「戦略的な関係」の欺瞞

そしてその「多元主義コミュニタリアニズム」に対抗する為に、「闘争的コミュニタリアニズム」の方も共同体を作るんだけど、でも例えそんなことをしたって「闘争的コミュニタリアニズム」は常に絶え間なき闘争を命じるものだから、やがてその共同体内でも闘争が生じて、大勢の犠牲者を出して共同体が解体する訳です。

自分はRIR6がどのような共同体に所属しているのか知らないし、そこでどのようなやりとりがあったのか、ということを知らないし、闘争的コミュニタリアニズムを共有する人間によって作られた共同体というのががどのようなものであるのか、想像もつかない。なので、私の知っている限りの例で考えたい。

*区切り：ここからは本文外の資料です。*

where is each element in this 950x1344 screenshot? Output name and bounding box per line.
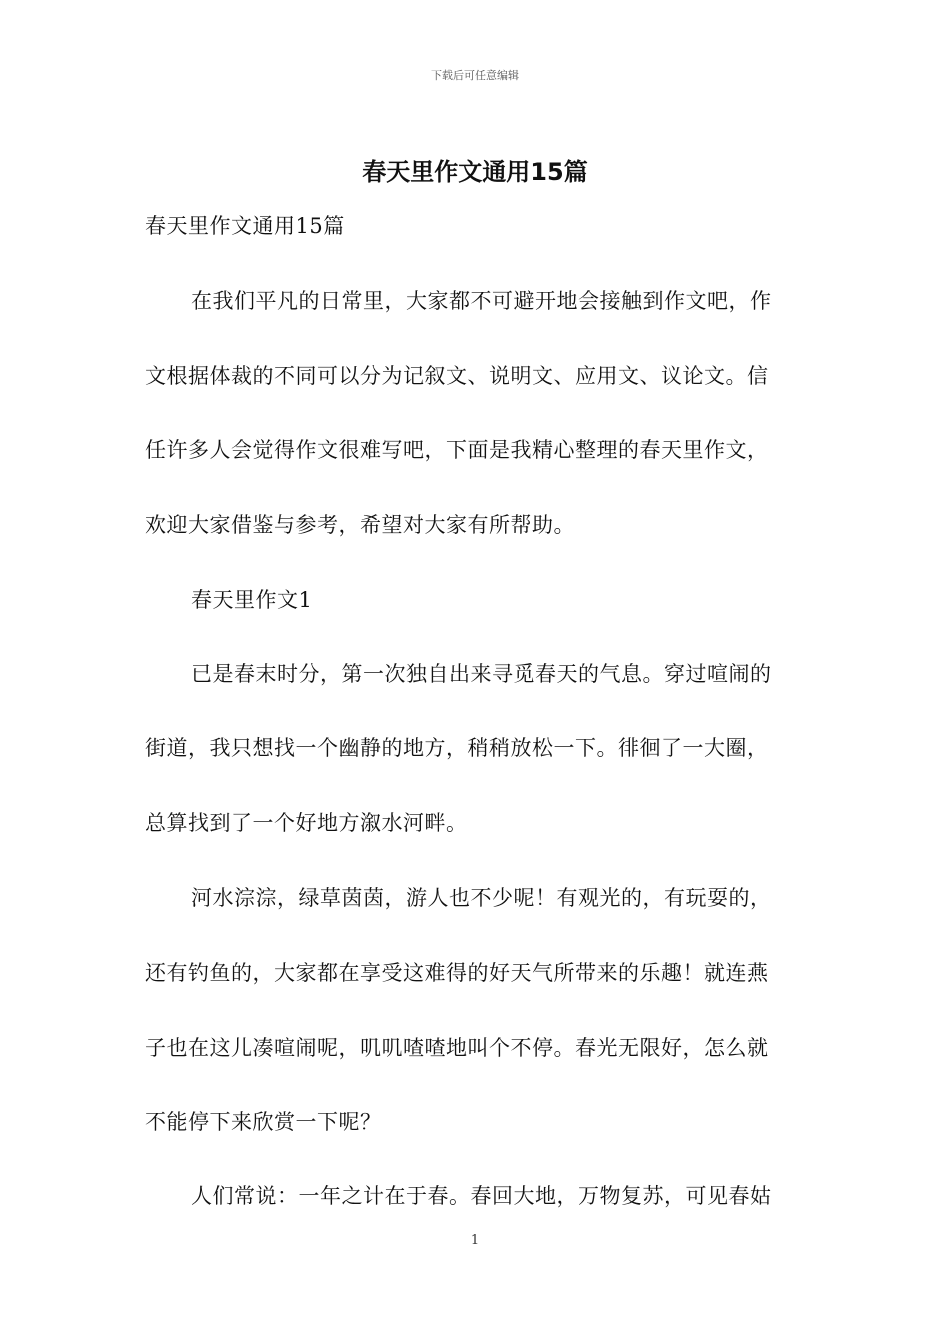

ある目的を持った集団が解体するパターンはいくつかあるかある。そのうちのひとつに、その集団が掲げている「目的」とは異なった目的を持って入ってくる人間がいるということがある。なぜそのようなことが起こるかと言えば、ある行動を起こしたときに、戦略的な目標以外にもいくつかの副次的な効果が生まれ、そして集団の目的からとは微妙にズレた、副次的な効果を目的として集団に入ってくる人間がいるからである。

そうしてそのような人間が入ってきた場合、具体的な行動を議論する際に深刻な意見の相違を引き起こすことがある。自らの目的が潰れてしまっては意味がなく、そのために集団が「目的」として掲げているものに妥協を求めるからである。

RIR6が例としてあげている「遠くの敵を倒す」ことを考えてみよう。そこで生まれてくる目的はそれぞれ異なる。相手に不愉快な思いをさせられたのでその恨みを晴らしたいと思うもの、あるいはその倒す過程を通じて売名を試みたい者。売名を試みたい者にとっては卑劣な手段を使ったのではかえって名を汚すので避けたいであろうし、相手に不愉快な思いをさせられた恨みを晴らそうと思う者はいかなる手段を使っても相手を叩きのめそうとするだろう。

RIR6は目的なきコミュニケーションに対置される存在として、戦略的な友好関係、というものを挙げる。しかし私は、RIR6のいう「戦略」の考え方はいささか丁寧さを欠いているように思う。「この件では手を結ぶ」という程度の簡単なものではない。